Two men are carrying a 9.00-m telephone pole that has a mass of 115 kg. If the center of gravity of the pole is 3.00 m from the right end, and the men lift the poles at the ends, how much weight must each man support?
The man closest to the center of gravity must lift 2/3 of the pole's weight. The other guy lifts 1/3 of the weight. You can prove that with a moment balance.
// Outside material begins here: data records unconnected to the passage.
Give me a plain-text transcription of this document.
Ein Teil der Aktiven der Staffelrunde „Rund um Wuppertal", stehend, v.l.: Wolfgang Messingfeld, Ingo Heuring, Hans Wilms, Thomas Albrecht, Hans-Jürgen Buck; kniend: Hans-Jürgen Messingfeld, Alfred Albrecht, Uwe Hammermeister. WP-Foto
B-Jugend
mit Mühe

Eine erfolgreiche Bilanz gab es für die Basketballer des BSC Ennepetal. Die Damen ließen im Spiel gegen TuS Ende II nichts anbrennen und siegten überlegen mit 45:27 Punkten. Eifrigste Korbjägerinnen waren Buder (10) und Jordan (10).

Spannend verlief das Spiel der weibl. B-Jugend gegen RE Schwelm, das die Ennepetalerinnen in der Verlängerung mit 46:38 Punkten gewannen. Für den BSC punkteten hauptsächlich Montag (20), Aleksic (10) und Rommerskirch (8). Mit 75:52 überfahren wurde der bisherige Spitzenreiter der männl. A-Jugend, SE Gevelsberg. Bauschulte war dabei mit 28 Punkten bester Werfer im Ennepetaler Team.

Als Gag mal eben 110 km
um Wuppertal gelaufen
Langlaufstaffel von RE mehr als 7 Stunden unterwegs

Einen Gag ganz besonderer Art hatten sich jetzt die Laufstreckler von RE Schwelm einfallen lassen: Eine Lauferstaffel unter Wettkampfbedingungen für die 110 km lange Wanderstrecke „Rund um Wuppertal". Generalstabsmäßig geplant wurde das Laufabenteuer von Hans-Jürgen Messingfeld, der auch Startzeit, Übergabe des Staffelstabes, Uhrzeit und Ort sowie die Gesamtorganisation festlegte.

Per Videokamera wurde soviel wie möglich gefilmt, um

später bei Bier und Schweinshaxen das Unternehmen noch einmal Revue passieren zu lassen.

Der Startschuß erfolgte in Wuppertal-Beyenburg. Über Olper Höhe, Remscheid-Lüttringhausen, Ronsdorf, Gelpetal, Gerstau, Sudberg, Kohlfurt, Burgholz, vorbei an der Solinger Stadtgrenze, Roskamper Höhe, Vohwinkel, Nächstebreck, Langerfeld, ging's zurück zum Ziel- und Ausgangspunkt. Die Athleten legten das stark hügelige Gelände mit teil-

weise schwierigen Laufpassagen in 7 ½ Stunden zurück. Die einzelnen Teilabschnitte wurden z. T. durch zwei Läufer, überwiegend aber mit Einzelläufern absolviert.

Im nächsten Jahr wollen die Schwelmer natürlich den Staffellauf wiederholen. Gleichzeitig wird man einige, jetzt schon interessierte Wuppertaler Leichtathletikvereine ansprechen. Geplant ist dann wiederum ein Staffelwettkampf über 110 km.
The pole's total weight is 115 x 9.8 Newtons.
You take it from there
Use the formula for center of mass.
(∑ distance * mass) / total mass = center of mass
The masses are what each man is holding, the distance is where each man is from some origin. If you set the origin on one of the men, his distance * mass is 0. Since we know the center of mass is 6, we can solve for the mass. 2/3 for the man on the right and 1/3 for the man on the left.
To find out how much weight each man must support, we need to consider the distribution of weight along the pole. In this case, the weight is concentrated at the center of gravity, which is located 3.00 m from the right end of the pole.
First, let's calculate the weight of the telephone pole using the formula: weight = mass × gravity.
Given:
Mass of the pole (m) = 115 kg.
Acceleration due to gravity (g) = 9.8 m/s^2 (approximately).
Weight of the pole = 115 kg × 9.8 m/s^2 ≈ 1127 kg·m/s^2 or 1127 N.
Now, we need to find out how this weight is distributed between the two men. Since the men are lifting the pole at the ends, we can assume that the pole is balanced. This means that the weight is evenly distributed between the two ends.
Hence, each man must support half of the total weight.
Weight each man must support = (Weight of the pole) / 2 = 1127 N / 2 = 563.5 N.
Therefore, each man must support approximately 563.5 Newtons (N) of weight.